Fundability & Exits – 7 companies from the 1st class have more funding behind them (), and 6 more companies are still active without new funding. 6 months from now, we’ll see how this fresh class has done, even though the thriving survivors from the first class will be even more advanced by then, and presumably some of the new grads will have moved on.
Atlanta can be a tough town for young startups. Few graduates from either Flashpoint class have their entire business sorted out. If they did, few of them would be asking for investor money. If you compare 6 month graduates to fresh graduates, the older class looks better.
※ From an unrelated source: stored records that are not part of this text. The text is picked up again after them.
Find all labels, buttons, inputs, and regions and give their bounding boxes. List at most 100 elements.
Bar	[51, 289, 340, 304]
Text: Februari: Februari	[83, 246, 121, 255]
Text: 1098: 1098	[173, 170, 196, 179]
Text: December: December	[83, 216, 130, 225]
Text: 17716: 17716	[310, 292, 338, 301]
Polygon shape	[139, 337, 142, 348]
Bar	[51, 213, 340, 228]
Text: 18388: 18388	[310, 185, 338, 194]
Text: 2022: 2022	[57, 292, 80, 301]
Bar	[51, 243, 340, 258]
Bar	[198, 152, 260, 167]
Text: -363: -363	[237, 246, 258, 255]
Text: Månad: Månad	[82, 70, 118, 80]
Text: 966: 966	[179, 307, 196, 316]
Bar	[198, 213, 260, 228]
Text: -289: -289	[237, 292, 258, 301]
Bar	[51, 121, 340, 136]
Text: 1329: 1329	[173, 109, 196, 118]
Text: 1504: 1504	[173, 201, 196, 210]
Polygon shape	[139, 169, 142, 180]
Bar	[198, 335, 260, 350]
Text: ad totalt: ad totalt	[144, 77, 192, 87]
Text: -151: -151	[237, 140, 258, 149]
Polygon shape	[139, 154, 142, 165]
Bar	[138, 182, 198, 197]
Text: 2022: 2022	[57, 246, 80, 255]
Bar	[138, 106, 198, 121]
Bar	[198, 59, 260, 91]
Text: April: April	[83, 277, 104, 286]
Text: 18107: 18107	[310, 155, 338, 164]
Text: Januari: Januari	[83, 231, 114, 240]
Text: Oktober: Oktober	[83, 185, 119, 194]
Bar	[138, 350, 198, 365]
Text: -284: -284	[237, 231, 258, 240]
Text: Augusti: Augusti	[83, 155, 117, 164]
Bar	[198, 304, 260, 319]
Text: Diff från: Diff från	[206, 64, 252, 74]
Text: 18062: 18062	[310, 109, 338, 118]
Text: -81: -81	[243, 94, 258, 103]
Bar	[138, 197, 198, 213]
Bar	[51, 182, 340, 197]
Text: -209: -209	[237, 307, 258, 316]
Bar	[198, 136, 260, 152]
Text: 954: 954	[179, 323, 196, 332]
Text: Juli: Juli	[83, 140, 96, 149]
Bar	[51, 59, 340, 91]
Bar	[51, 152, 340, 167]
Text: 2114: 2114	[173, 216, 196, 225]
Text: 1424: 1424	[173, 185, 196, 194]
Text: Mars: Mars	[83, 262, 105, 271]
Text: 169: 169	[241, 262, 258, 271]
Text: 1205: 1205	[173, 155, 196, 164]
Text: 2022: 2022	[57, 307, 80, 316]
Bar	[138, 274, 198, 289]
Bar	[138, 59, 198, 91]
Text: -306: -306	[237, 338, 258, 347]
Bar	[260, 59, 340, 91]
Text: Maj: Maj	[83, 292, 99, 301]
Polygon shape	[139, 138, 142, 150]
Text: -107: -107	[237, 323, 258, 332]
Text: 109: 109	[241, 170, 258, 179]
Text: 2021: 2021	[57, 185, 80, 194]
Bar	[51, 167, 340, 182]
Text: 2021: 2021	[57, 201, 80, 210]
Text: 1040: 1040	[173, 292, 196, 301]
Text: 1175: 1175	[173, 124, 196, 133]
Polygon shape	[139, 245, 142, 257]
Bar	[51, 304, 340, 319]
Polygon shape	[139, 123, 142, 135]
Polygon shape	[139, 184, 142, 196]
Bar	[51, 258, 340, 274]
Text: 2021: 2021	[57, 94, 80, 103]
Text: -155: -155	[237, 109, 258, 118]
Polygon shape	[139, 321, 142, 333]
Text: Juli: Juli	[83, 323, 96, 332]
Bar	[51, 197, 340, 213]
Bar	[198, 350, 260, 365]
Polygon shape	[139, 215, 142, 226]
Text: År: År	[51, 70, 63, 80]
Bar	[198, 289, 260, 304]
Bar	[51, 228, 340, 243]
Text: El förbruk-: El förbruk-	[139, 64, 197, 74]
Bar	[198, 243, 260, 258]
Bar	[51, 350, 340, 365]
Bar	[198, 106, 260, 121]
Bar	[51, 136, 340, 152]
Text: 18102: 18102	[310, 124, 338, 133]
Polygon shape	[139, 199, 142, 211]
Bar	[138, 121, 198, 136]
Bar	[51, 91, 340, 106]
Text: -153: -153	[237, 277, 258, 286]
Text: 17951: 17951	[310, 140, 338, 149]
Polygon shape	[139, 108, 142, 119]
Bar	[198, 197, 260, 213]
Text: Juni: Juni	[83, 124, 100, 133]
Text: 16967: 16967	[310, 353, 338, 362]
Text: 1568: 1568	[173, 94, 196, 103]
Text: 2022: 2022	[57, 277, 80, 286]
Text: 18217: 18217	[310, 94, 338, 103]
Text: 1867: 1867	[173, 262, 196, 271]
Comparing incoming momentum, my Flashpoint class had a certain shimmer, but the fresh crop has a nice track record. Over the long term, we’ll all help each other succeed.
Some people were harsh on the new graduates. The hard truth for Atlanta critics is that people who have seen Flashpoint demo days AND demo days of other cities have said that our startups are much BETTER both in pitch and in company quality than other demo days (with the notable possible exceptions of TechStars, 500 Startups, and YCombinator). I’m encouraged by the current Flashpoint class teams that are carving out their funding rounds with messages refined in the fire of Flashpoint. I’m discouraged by teams that aren’t seeing as much traction. Most of these teams are chasing big markets with plausible plans hatched from real conversations with real customers, and the willingness to admit when their assumptions are wrong and adjust course. They’re good startups working hard to become good companies. It may take more cycles of creating companies, selling, and reinvesting, but Atlanta should be finding ways for these companies to thrive.